I've just discovered that Meta illegally used one of my books ("I Can't Believe It's Not Buddha") to train its AI.

They are paraphrasing (uncredited) the contents of my book to make money.

I am not okay with this.

Sarah Silverman and others have started lawsuits. I hope some of the less rich among us can team up and do likewise.

h/t @petergleick

https://www.theatlantic.com/technology/archive/2023/09/books3-database-generative-ai-training-copyright-infringement/675363/?gift=QdM39RGtR94-pmclr4oVwi9lpuV63yswBnoweowTTIM&utm_source=copy-link&utm_medium=social&utm_campaign=share&s=03

These 183,000 Books Are Fueling the Biggest Fight in Publishing and Tech

Use our new search tool to see which authors have been used to train the machines.

The Atlantic
@bodhipaksa @petergleick Is it actually illegal? I don’t know if copyright extends to AI learning models, at this point?

@dubiago @petergleick Is taking a pirated copy of a book, feeding it into a computer, and then paraphrasing the contents of the book in order to make a profit illegal? Yes. Yes, it is.

Copyright law existed before LLM's were developed. New technologies aren't magically exempt from those laws just because they're new.

@bodhipaksa @petergleick Was it pirated? Or was it legally purchased?
@dubiago @petergleick It was pirated, along with many others, hence all the lawsuits OpenAI is facing.
@dubiago @petergleick At a certain point one has to lose patience and say, "RTFA."
@bodhipaksa @petergleick Yes. I did. There is a *claim* of piracy.

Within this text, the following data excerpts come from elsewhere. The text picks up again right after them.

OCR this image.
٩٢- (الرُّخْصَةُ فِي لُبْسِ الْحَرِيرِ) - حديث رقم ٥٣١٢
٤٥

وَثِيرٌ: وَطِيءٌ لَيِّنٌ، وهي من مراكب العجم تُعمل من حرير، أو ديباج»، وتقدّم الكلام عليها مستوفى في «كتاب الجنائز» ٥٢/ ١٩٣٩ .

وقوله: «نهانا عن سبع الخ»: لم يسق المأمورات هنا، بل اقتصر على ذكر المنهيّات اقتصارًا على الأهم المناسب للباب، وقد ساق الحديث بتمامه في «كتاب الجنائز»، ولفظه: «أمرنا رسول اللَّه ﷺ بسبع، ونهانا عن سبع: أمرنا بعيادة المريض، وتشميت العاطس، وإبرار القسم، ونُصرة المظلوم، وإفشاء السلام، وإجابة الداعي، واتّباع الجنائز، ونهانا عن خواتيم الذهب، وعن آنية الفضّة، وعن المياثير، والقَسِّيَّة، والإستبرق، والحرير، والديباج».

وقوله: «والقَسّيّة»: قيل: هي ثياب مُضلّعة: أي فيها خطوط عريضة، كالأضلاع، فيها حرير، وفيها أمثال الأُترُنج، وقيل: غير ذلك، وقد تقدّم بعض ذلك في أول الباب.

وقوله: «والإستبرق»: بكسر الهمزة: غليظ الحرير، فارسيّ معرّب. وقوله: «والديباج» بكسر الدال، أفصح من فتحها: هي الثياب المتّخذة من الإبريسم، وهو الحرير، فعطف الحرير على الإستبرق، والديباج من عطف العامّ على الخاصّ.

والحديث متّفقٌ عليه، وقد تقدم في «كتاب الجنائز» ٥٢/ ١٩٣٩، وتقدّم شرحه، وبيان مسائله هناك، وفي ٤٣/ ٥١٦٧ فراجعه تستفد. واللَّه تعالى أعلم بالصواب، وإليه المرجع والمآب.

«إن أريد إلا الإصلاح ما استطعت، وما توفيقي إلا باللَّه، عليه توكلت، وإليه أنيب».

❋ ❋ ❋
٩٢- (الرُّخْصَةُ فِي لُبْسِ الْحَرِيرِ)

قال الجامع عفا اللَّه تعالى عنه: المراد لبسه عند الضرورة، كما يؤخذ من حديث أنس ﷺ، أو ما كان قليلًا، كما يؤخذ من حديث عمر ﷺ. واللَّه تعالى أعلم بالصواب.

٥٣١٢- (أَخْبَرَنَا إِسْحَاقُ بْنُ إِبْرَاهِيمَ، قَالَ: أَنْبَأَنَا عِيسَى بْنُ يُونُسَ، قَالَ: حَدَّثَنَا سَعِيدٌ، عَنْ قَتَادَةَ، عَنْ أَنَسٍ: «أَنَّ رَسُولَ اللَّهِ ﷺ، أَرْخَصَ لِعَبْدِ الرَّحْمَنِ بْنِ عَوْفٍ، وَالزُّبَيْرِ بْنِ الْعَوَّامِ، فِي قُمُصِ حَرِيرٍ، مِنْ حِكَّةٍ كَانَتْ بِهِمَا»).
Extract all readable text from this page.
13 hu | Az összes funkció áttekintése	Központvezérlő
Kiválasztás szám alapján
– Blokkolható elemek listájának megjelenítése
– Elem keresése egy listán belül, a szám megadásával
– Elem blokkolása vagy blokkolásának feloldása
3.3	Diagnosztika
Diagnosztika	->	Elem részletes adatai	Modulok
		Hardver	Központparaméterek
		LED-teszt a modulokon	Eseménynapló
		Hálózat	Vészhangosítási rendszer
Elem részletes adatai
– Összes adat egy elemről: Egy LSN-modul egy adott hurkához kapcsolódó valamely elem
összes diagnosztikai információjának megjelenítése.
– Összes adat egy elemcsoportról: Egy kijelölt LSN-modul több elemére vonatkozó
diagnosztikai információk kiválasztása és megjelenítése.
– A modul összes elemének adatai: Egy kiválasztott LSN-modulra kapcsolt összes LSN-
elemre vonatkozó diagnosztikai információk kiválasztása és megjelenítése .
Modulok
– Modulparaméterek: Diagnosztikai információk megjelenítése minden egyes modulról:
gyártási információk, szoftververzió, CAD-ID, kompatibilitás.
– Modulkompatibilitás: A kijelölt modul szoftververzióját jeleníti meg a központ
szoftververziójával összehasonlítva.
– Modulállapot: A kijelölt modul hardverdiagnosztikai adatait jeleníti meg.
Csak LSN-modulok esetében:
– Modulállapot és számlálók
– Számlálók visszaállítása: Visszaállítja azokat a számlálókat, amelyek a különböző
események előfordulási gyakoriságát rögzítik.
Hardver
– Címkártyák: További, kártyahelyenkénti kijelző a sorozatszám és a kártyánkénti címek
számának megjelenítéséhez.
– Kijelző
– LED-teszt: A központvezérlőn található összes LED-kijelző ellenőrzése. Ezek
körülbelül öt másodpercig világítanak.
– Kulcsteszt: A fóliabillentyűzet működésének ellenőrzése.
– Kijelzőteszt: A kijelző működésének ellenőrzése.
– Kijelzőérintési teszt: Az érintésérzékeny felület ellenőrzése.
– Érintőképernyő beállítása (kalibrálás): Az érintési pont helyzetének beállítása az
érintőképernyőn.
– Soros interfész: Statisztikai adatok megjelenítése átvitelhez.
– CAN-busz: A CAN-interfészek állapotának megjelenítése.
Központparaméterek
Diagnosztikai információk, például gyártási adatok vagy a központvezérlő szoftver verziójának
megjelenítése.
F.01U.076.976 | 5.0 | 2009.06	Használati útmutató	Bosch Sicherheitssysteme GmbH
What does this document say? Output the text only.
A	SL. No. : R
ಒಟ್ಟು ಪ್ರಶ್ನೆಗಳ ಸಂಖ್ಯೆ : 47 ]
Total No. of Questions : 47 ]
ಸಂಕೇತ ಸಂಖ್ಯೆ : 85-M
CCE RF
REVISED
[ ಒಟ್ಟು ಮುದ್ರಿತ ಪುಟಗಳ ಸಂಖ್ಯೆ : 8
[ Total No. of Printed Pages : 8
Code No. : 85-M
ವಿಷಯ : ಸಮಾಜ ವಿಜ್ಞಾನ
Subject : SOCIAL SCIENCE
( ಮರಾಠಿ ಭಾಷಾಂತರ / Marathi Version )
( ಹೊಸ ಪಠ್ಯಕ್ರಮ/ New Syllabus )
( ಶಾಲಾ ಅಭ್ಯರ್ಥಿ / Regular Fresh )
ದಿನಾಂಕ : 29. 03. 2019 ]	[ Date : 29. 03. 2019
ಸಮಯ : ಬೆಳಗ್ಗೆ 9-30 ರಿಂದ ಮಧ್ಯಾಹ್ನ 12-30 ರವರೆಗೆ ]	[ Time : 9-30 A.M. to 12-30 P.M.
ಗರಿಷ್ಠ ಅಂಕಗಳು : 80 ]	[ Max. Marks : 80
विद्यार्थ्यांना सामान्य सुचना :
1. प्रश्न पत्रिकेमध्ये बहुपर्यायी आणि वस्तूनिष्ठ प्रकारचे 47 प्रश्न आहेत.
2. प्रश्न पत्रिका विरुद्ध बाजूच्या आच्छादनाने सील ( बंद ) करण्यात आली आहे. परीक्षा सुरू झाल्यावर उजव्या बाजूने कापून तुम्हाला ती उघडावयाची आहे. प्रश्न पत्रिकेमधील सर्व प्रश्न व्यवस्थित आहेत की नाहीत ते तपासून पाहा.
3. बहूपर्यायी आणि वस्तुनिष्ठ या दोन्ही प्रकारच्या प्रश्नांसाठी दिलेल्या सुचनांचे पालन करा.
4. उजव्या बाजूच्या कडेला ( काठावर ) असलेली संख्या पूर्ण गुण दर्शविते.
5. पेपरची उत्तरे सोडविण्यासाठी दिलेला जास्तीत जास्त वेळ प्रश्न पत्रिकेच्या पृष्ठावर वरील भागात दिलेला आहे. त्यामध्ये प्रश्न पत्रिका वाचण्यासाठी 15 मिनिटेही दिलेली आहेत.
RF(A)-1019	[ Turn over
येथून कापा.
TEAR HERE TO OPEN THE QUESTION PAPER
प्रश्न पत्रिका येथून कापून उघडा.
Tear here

But, we don’t know the source of these books. The article doesn’t specify—my guess is that the author doesn’t know. Ambiguity and assumption launched from that ambiguity is always fraught with danger…not that people with pitchforks care…

@dubiago @petergleick As the article says: "The data set, known as “Books3,” was based on a collection of pirated ebooks."

One of my books is in that collection, without my permission. No author whose work is in it gave permission for their book to be used in this way. Which is why there are now multiple lawsuits against OpenAI.

@bodhipaksa @petergleick Pirated according to who? Can the owner of the data set furnish legitimate purchase receipts? Was that question even asked?
@dubiago @petergleick Even if at some point the books were legitimately purchased, by being passed on to a third party they become pirated by definition.
@bodhipaksa @petergleick That’s for the courts to determine
@dubiago @petergleick Oh, boy. You are such a waste of time. Blocked.